Она посмотрела на символы и криво усмехнулась:
– Баш на баш, Чайлд. Я показываю значок, а ты рассказываешь про клона.
Я ощутил, как Чайлд взъярился, но потом обуздал гнев.
– Ну… Он, то есть новый я, вернулся в Шпиль и попытался пройти дальше предшественника. Он сумел, преодолел несколько комнат после той, где погиб старый я.
– Что побудило его продолжать? – спросила Селестина. – Он же знал, что все равно погибнет.
– Он считал, что у него куда больше шансов выжить, поскольку тщательно изучил поведение меня старого и принял меры предосторожности – надел скафандр попрочнее, ввел себе препараты для стимуляции математических способностей, использовал кое-какие терапевтические техники…
– И что дальше? – поторопил я. – Что случилось, когда он все-таки погиб?
– Погиб он далеко не сразу. Подобно нам, он отступал, когда понимал, что в текущем состоянии выше не проникнет. Всякий раз он клонировал себя, делал ментальный слепок. Так что следующий клон наследовал все воспоминания.
– Все равно не понимаю, – сказал я. – Какое клону дело до того, что будет с его копиями?
– Ну… Он не собирался умирать. Никто из клонов не собирался. Назовите это личной особенностью, если угодно.
– Высокомерие и самоуверенность? – предположила Селестина.
– Лично я предпочитаю говорить о полном отсутствии сомнений в себе. Каждый клон считал, что он лучше предшественника, поскольку не допускал уже совершённых ошибок. При этом они исправно делали слепки, чтобы – если произойдет невероятное и смерти избежать не получится – знания уцелели. Так что, даже если конкретный клон не сумеет победить Шпиль, тот, кто в итоге доберется до цели, все равно окажется носителем моего генетического материала. Так сказать, родственником. Членом семьи. – Чайлд взмахнул хвостом. – Селестина, четыре минуты осталось.
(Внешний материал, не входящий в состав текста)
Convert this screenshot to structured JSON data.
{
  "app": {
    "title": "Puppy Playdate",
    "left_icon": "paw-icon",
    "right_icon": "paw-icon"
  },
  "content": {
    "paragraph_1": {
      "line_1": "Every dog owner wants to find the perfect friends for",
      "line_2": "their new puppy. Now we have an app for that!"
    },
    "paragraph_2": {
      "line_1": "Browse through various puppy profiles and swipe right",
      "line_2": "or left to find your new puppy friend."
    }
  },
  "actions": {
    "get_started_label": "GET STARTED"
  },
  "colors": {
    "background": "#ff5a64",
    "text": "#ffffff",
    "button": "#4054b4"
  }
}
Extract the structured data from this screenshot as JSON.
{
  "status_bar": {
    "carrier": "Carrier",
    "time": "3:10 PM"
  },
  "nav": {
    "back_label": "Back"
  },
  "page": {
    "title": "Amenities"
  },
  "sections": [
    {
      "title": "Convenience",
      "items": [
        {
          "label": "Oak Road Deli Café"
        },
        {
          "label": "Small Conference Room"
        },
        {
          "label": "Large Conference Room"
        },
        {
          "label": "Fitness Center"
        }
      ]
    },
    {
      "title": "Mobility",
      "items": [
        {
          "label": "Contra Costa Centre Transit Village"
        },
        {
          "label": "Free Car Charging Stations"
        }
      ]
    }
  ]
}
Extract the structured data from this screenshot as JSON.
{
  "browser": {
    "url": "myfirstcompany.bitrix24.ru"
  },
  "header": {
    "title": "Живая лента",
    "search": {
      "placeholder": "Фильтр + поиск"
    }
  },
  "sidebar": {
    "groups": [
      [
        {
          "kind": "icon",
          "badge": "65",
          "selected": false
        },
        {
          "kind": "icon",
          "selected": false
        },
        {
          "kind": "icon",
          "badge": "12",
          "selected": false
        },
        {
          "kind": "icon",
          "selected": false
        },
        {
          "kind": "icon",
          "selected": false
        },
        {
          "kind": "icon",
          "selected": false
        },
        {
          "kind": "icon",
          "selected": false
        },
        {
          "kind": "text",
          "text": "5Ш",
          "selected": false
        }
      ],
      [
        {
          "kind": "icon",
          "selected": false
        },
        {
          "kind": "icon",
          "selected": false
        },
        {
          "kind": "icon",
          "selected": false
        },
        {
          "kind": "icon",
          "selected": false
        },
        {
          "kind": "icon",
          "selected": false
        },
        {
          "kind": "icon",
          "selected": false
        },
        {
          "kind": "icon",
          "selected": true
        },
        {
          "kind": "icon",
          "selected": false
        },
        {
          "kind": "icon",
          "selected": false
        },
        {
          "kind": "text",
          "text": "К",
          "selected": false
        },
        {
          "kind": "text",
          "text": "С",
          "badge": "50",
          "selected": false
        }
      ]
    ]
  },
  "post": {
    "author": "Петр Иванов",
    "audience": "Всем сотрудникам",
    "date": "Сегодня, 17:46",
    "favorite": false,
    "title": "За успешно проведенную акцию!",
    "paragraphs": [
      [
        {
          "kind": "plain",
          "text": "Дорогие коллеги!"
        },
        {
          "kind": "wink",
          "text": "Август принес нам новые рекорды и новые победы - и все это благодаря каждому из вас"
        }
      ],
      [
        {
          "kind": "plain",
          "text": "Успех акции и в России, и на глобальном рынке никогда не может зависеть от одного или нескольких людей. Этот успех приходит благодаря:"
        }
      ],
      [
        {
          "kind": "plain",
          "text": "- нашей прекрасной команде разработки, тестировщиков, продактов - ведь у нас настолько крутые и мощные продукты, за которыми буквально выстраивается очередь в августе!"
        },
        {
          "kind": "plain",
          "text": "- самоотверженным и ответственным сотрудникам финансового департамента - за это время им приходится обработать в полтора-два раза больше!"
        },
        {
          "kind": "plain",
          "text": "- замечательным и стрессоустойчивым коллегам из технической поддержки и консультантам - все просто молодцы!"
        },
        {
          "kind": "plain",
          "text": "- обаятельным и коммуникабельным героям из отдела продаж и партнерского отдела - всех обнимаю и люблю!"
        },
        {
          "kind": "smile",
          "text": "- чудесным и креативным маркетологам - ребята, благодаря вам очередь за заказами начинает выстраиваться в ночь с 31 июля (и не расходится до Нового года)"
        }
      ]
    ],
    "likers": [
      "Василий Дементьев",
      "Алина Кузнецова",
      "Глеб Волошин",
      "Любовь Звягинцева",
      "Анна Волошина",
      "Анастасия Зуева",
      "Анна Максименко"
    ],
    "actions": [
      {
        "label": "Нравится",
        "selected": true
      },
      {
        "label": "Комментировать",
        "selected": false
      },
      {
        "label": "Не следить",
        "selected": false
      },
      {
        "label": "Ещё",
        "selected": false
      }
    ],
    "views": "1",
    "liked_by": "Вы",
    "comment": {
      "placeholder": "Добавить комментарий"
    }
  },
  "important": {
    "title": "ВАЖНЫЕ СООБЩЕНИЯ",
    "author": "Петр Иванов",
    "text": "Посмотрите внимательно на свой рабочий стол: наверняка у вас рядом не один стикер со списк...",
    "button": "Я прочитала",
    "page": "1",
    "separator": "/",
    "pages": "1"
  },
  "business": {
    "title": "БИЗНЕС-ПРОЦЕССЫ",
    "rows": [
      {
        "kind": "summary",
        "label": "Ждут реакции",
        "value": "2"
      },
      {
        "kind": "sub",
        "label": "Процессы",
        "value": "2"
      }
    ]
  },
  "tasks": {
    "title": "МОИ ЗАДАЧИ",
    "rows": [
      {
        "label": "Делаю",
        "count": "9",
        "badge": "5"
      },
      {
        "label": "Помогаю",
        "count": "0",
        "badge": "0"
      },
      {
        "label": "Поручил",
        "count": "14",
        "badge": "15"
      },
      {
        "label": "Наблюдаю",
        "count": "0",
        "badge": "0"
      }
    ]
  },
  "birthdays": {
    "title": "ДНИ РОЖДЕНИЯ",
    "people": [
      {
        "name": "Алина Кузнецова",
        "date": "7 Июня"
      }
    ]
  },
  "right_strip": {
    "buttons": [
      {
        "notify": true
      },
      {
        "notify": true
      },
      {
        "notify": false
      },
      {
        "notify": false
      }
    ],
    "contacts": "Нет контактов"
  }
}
Ты готова?
– Почти, но не совсем. Сколько клонов ты настрогал, Чайлд? До себя нынешнего.
– Это очень личный вопрос.
Она пожала плечами:
– Ладно. Тебе нужно мое решение или нет?
– Семнадцать, – ответил Чайлд. – Плюс оригинал, который вошел в Шпиль первым.
Я зафиксировал в памяти это число и оценил, какие выводы из него можно сделать.
– Значит, ты в девятнадцатый раз идешь сейчас в Шпиль?
Думаю, будь это анатомически возможным, он бы грустно улыбнулся.
– Как уже было сказано, я продолжаю семейное дело.
– Ты превратился в чудовище, – еле слышно прошептала Селестина.